How can I fix my GC overhead limit exceeded
happening with PySpark version 2.2.1. installed on Ubuntu 16.04.4.
Inside the Python 3.5.2 script I setup spark as:
spark = SparkSession.builder.appName('achats_fusion_files').getOrCreate()
spark.conf.set("spark.sql.pivotMaxValues", "1000000")
spark.conf.set("spark.sql.autoBroadcastJoinThreshold", "-1")
spark.conf.set("spark.executor.memory", "1g")
spark.conf.set("spark.driver.memory", "1g")
How can I fix the problem by using the good setting inside the Python script?
Bellow the error message:
18/03/14 09:57:25 ERROR Executor: Exception in task 34.0 in stage 36.0 (TID 2076)

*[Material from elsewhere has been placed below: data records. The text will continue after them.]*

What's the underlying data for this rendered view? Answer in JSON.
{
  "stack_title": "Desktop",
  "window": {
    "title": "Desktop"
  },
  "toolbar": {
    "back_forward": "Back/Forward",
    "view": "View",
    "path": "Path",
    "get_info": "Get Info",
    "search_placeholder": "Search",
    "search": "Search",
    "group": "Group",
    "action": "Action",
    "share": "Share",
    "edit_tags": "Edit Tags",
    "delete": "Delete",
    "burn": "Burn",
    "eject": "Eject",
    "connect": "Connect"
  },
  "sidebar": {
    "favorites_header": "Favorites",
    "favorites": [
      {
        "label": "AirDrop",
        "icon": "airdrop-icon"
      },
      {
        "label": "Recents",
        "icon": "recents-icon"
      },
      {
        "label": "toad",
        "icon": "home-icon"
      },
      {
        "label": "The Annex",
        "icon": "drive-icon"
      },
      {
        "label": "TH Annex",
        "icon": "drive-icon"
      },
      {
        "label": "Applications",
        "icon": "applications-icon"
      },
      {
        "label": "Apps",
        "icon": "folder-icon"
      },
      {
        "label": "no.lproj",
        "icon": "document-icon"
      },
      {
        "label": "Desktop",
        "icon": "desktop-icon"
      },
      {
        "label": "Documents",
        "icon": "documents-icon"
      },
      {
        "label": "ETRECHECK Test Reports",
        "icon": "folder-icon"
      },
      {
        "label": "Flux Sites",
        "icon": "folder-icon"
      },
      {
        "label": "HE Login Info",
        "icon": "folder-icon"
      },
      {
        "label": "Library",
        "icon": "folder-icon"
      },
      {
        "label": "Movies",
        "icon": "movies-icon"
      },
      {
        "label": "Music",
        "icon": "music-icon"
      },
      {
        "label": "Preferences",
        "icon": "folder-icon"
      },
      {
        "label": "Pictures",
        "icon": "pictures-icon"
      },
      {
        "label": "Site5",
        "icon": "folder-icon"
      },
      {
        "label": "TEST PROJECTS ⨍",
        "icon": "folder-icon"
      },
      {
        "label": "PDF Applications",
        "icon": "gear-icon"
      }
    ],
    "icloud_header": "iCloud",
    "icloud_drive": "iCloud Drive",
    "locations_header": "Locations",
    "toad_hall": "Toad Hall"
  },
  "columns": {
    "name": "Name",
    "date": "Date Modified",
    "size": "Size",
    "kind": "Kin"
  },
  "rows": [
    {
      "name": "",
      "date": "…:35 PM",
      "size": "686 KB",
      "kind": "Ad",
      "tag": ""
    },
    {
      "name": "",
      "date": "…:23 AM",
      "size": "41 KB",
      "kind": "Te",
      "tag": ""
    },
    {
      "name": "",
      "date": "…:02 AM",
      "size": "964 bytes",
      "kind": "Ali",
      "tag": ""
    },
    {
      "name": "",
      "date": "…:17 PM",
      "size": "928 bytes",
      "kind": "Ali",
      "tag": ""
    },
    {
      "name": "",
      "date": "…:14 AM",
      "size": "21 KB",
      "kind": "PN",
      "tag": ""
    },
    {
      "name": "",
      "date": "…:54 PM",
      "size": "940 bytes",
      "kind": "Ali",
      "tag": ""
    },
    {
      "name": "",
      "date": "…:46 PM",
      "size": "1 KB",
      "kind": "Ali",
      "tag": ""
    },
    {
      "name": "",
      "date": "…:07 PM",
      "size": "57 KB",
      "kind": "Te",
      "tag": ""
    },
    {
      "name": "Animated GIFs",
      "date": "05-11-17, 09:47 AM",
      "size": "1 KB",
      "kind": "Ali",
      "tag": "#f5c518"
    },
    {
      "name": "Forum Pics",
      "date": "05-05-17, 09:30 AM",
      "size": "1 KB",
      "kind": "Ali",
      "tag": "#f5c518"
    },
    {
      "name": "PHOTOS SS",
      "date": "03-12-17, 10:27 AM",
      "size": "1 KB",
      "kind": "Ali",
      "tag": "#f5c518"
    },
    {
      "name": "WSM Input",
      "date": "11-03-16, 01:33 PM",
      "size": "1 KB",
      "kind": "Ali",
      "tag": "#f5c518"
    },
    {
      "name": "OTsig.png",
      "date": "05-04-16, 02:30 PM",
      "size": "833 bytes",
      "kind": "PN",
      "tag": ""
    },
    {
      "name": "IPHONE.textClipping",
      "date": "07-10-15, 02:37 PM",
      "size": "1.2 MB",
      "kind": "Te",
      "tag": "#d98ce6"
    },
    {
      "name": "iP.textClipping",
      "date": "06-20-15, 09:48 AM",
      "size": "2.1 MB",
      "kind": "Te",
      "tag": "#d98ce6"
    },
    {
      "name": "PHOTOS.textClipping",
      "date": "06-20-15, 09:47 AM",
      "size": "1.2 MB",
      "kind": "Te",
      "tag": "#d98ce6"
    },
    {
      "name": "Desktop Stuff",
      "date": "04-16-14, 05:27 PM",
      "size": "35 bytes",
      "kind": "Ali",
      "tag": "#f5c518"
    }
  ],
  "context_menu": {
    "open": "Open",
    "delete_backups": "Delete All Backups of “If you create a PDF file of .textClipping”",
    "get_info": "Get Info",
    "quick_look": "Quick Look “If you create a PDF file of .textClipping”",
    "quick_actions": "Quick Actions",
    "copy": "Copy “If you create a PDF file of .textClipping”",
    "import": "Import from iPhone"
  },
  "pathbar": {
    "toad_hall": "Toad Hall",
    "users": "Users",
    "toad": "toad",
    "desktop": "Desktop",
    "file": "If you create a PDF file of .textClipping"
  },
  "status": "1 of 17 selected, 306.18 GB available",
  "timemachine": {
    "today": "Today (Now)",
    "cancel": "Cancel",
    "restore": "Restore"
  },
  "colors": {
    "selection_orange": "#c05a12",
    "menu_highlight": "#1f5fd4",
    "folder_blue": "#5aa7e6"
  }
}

java.lang.OutOfMemoryError: GC overhead limit exceeded
at java.util.regex.Pattern.compile(Pattern.java:1667)
at java.util.regex.Pattern.<init>(Pattern.java:1351)
at java.util.regex.Pattern.compile(Pattern.java:1028)
at org.apache.spark.network.util.JavaUtils.byteStringAs(JavaUtils.java:266)
at org.apache.spark.network.util.JavaUtils.byteStringAsBytes(JavaUtils.java:302)
at org.apache.spark.util.Utils$.byteStringAsBytes(Utils.scala:1087)
at org.apache.spark.SparkConf.getSizeAsBytes(SparkConf.scala:310)
at org.apache.spark.io.LZ4CompressionCodec.compressedOutputStream(CompressionCodec.scala:114)
at org.apache.spark.serializer.SerializerManager.wrapForCompression(SerializerManager.scala:156)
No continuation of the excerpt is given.